I am a student majoring in physics, and I also encountered the problem. These days I keep thinking about this question and get my own answer. I think it may help you solve this question.
1.In gsl, there are functions can help you integrate the oscillatory function--qawo & qawf. Maybe you can set a value, a. And the integration can be separated into tow parts, [0,a] and [a,pos_infinity]. In the first interval, you can use any gsl integration function you want, and in the second interval, you can use qawo or qawf.
2.Or you can integrate the function to a upper limit, b, that is integrated in [0,b]. So the integration can be calculated using a gauss legendry method, and this is provided in gsl. Although there maybe some difference between the real value and the computed value, but if you set b properly, the difference can be neglected. As long as the difference is less than the accuracy you want. And this method using the gsl function is only called once and can use many times, because the return value is point and its corresponding weight, and integration is only the sum of f(xi)*wi, for more details you can search gauss legendre quadrature on wikipedia. Multiple and addition operation is much faster than integration.
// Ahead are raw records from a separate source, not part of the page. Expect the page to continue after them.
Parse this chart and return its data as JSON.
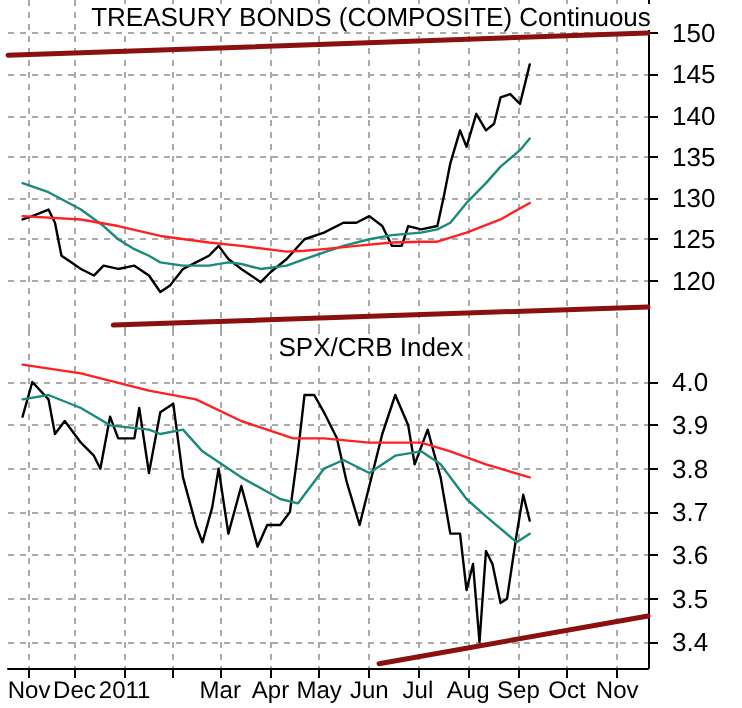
{
  "chart_data": [
    {
      "type": "line",
      "title": "TREASURY BONDS (COMPOSITE) Continuous",
      "tick_labels": "y",
      "grid": true,
      "xlim": [
        "2010-11-05",
        "2011-12-05"
      ],
      "ylim": [
        114,
        154
      ],
      "yticks": [
        120,
        125,
        130,
        135,
        140,
        145,
        150
      ],
      "series": [
        {
          "color": "#000000",
          "x": [
            "2010-11-14",
            "2010-11-20",
            "2010-11-30",
            "2010-12-04",
            "2010-12-08",
            "2010-12-14",
            "2010-12-20",
            "2010-12-28",
            "2011-01-03",
            "2011-01-12",
            "2011-01-22",
            "2011-01-31",
            "2011-02-07",
            "2011-02-13",
            "2011-02-21",
            "2011-03-01",
            "2011-03-09",
            "2011-03-15",
            "2011-03-21",
            "2011-03-29",
            "2011-04-10",
            "2011-04-16",
            "2011-04-26",
            "2011-05-07",
            "2011-05-19",
            "2011-05-31",
            "2011-06-08",
            "2011-06-16",
            "2011-06-24",
            "2011-06-30",
            "2011-07-06",
            "2011-07-10",
            "2011-07-18",
            "2011-07-28",
            "2011-08-01",
            "2011-08-05",
            "2011-08-11",
            "2011-08-15",
            "2011-08-21",
            "2011-08-27",
            "2011-09-01",
            "2011-09-05",
            "2011-09-11",
            "2011-09-17",
            "2011-09-23"
          ],
          "values": [
            127.4,
            127.8,
            128.6,
            127,
            123,
            122.2,
            121.4,
            120.6,
            121.8,
            121.4,
            121.8,
            120.6,
            118.6,
            119.4,
            121.4,
            122.2,
            123,
            124.2,
            122.6,
            121.4,
            119.8,
            121,
            122.6,
            125,
            125.8,
            127,
            127,
            127.8,
            126.6,
            124.2,
            124.2,
            126.6,
            126.2,
            126.6,
            130.2,
            134.2,
            138.2,
            136.2,
            140.2,
            138.2,
            139,
            142.2,
            142.6,
            141.4,
            146.2
          ]
        },
        {
          "color": "#1a8a7a",
          "x": [
            "2010-11-14",
            "2010-11-30",
            "2010-12-20",
            "2011-01-03",
            "2011-01-12",
            "2011-01-22",
            "2011-01-31",
            "2011-02-07",
            "2011-02-21",
            "2011-03-09",
            "2011-03-21",
            "2011-03-29",
            "2011-04-10",
            "2011-04-26",
            "2011-05-07",
            "2011-05-19",
            "2011-05-31",
            "2011-06-16",
            "2011-06-30",
            "2011-07-18",
            "2011-07-28",
            "2011-08-05",
            "2011-08-15",
            "2011-08-27",
            "2011-09-05",
            "2011-09-17",
            "2011-09-23"
          ],
          "values": [
            131.8,
            130.7,
            128.6,
            126.6,
            125,
            123.8,
            123,
            122.2,
            121.8,
            121.8,
            122.2,
            122,
            121.4,
            121.8,
            122.6,
            123.4,
            124.2,
            125,
            125.5,
            125.8,
            126.2,
            127,
            129.4,
            131.8,
            133.8,
            135.8,
            137.2
          ]
        },
        {
          "color": "#ff2020",
          "x": [
            "2010-11-14",
            "2010-12-20",
            "2011-01-12",
            "2011-02-07",
            "2011-03-09",
            "2011-03-29",
            "2011-04-26",
            "2011-05-07",
            "2011-05-19",
            "2011-06-08",
            "2011-06-30",
            "2011-07-18",
            "2011-07-28",
            "2011-08-15",
            "2011-09-05",
            "2011-09-23"
          ],
          "values": [
            127.8,
            127.4,
            126.6,
            125.4,
            124.6,
            124.2,
            123.5,
            123.6,
            123.8,
            124.2,
            124.6,
            124.7,
            124.7,
            125.8,
            127.4,
            129.4
          ]
        },
        {
          "color": "#8b1010",
          "x": [
            "2010-11-05",
            "2011-12-05"
          ],
          "values": [
            147.3,
            150
          ]
        },
        {
          "color": "#8b1010",
          "x": [
            "2011-01-09",
            "2011-12-05"
          ],
          "values": [
            114.6,
            116.8
          ]
        }
      ]
    },
    {
      "type": "line",
      "title": "SPX/CRB Index",
      "grid": true,
      "xlim": [
        "2010-11-05",
        "2011-12-05"
      ],
      "ylim": [
        3.34,
        4.12
      ],
      "xticks": [
        {
          "value": "2010-11-18",
          "label": "Nov"
        },
        {
          "value": "2010-12-16",
          "label": "Dec"
        },
        {
          "value": "2011-01-16",
          "label": "2011"
        },
        {
          "value": "2011-02-15",
          "label": null
        },
        {
          "value": "2011-03-16",
          "label": "Mar"
        },
        {
          "value": "2011-04-16",
          "label": "Apr"
        },
        {
          "value": "2011-05-16",
          "label": "May"
        },
        {
          "value": "2011-06-16",
          "label": "Jun"
        },
        {
          "value": "2011-07-16",
          "label": "Jul"
        },
        {
          "value": "2011-08-16",
          "label": "Aug"
        },
        {
          "value": "2011-09-16",
          "label": "Sep"
        },
        {
          "value": "2011-10-16",
          "label": "Oct"
        },
        {
          "value": "2011-11-16",
          "label": "Nov"
        }
      ],
      "yticks": [
        3.4,
        3.5,
        3.6,
        3.7,
        3.8,
        3.9,
        {
          "value": 4,
          "label": "4.0"
        }
      ],
      "series": [
        {
          "color": "#000000",
          "x": [
            "2010-11-14",
            "2010-11-20",
            "2010-11-30",
            "2010-12-04",
            "2010-12-10",
            "2010-12-20",
            "2010-12-28",
            "2011-01-01",
            "2011-01-07",
            "2011-01-12",
            "2011-01-22",
            "2011-01-25",
            "2011-01-31",
            "2011-02-07",
            "2011-02-15",
            "2011-02-21",
            "2011-03-01",
            "2011-03-05",
            "2011-03-11",
            "2011-03-15",
            "2011-03-21",
            "2011-03-29",
            "2011-04-08",
            "2011-04-14",
            "2011-04-22",
            "2011-04-28",
            "2011-05-03",
            "2011-05-07",
            "2011-05-13",
            "2011-05-19",
            "2011-05-27",
            "2011-06-02",
            "2011-06-10",
            "2011-06-16",
            "2011-06-24",
            "2011-07-02",
            "2011-07-10",
            "2011-07-14",
            "2011-07-22",
            "2011-07-30",
            "2011-08-05",
            "2011-08-11",
            "2011-08-15",
            "2011-08-19",
            "2011-08-23",
            "2011-08-27",
            "2011-08-31",
            "2011-09-05",
            "2011-09-09",
            "2011-09-15",
            "2011-09-19",
            "2011-09-23"
          ],
          "values": [
            3.92,
            4.0,
            3.96,
            3.88,
            3.91,
            3.86,
            3.83,
            3.8,
            3.92,
            3.87,
            3.87,
            3.94,
            3.79,
            3.93,
            3.95,
            3.78,
            3.67,
            3.63,
            3.71,
            3.8,
            3.65,
            3.76,
            3.62,
            3.67,
            3.67,
            3.7,
            3.84,
            3.97,
            3.97,
            3.93,
            3.87,
            3.77,
            3.67,
            3.76,
            3.88,
            3.97,
            3.9,
            3.81,
            3.89,
            3.78,
            3.65,
            3.65,
            3.52,
            3.58,
            3.4,
            3.61,
            3.58,
            3.49,
            3.5,
            3.65,
            3.74,
            3.68
          ]
        },
        {
          "color": "#1a8a7a",
          "x": [
            "2010-11-14",
            "2010-11-30",
            "2010-12-20",
            "2011-01-07",
            "2011-01-31",
            "2011-02-07",
            "2011-02-21",
            "2011-03-05",
            "2011-03-29",
            "2011-04-22",
            "2011-05-03",
            "2011-05-19",
            "2011-05-31",
            "2011-06-16",
            "2011-07-02",
            "2011-07-18",
            "2011-07-30",
            "2011-08-15",
            "2011-08-27",
            "2011-09-15",
            "2011-09-23"
          ],
          "values": [
            3.96,
            3.97,
            3.94,
            3.9,
            3.89,
            3.88,
            3.89,
            3.84,
            3.78,
            3.73,
            3.72,
            3.8,
            3.82,
            3.79,
            3.83,
            3.84,
            3.81,
            3.73,
            3.69,
            3.63,
            3.65
          ]
        },
        {
          "color": "#ff2020",
          "x": [
            "2010-11-14",
            "2010-12-20",
            "2011-01-31",
            "2011-03-01",
            "2011-03-29",
            "2011-04-30",
            "2011-05-19",
            "2011-06-16",
            "2011-07-18",
            "2011-08-05",
            "2011-08-27",
            "2011-09-23"
          ],
          "values": [
            4.04,
            4.02,
            3.98,
            3.96,
            3.91,
            3.87,
            3.87,
            3.86,
            3.86,
            3.84,
            3.81,
            3.78
          ]
        },
        {
          "color": "#8b1010",
          "x": [
            "2011-06-22",
            "2011-12-05"
          ],
          "values": [
            3.35,
            3.46
          ]
        }
      ]
    }
  ]
}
3.There is also a function which can calculate the infinity area integration--qagi, you can search it in the gsl-user's guide. But this is called everytime you need to calculate the integration, and this may cause some time consuming, but I'm not sure how long will it use in you program.
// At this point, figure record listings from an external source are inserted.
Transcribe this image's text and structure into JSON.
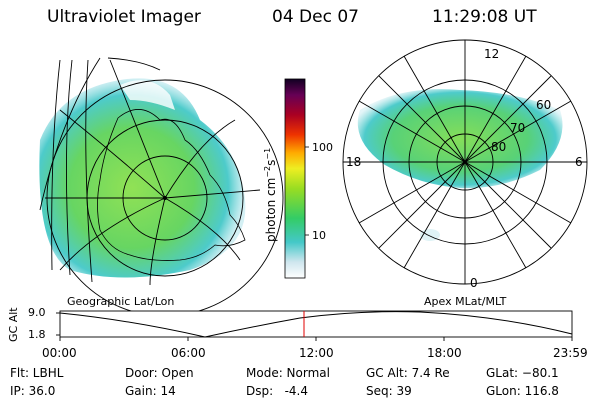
{
  "header": {
    "instrument": "Ultraviolet Imager",
    "date": "04 Dec 07",
    "time": "11:29:08 UT"
  },
  "colorbar": {
    "unit_label": "photon cm",
    "unit_exp1": "−2",
    "unit_mid": "s",
    "unit_exp2": "−1",
    "ticks": [
      {
        "label": "100",
        "value": 100
      },
      {
        "label": "10",
        "value": 10
      }
    ]
  },
  "left_panel": {
    "title": "Geographic Lat/Lon"
  },
  "right_panel": {
    "title": "Apex MLat/MLT",
    "mlt_labels": {
      "top": "12",
      "bottom": "0",
      "left": "18",
      "right": "6"
    },
    "lat_labels": [
      "60",
      "70",
      "80"
    ]
  },
  "altitude_plot": {
    "ylabel": "GC Alt",
    "y_ticks": [
      "9.0",
      "1.8"
    ],
    "x_ticks": [
      "00:00",
      "06:00",
      "12:00",
      "18:00",
      "23:59"
    ],
    "marker_time": "11:29"
  },
  "info": {
    "filter": "Flt: LBHL",
    "ip": "IP: 36.0",
    "door": "Door: Open",
    "gain": "Gain: 14",
    "mode": "Mode: Normal",
    "dsp": "Dsp:   -4.4",
    "gc_alt": "GC Alt: 7.4 Re",
    "seq": "Seq: 39",
    "glat": "GLat: −80.1",
    "glon": "GLon: 116.8"
  },
  "colors": {
    "marker": "#e00000",
    "aurora_main": "#5fd35a",
    "aurora_edge": "#44c8c8"
  }
}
I suggest NO.2 choice I offered.
If you are going to work with Harmonic oscillator functions less than n = 100 you might want to try:
http://www.mymathlib.com/quadrature/gauss_hermite.html
The program computes an integral via gauss-hermite quadrature with 100 zeroes and weights (the zeroes of H_100). Once you go over Hermite_100 the integrals are not as accurate.
Using this integration method I wrote a program calculating exactly what you want to calculate and it works fairly well. Also, there might be a way to go beyond n=100 by using the asymptotic form of the Hermite-polynomial zeroes but I haven't looked into it.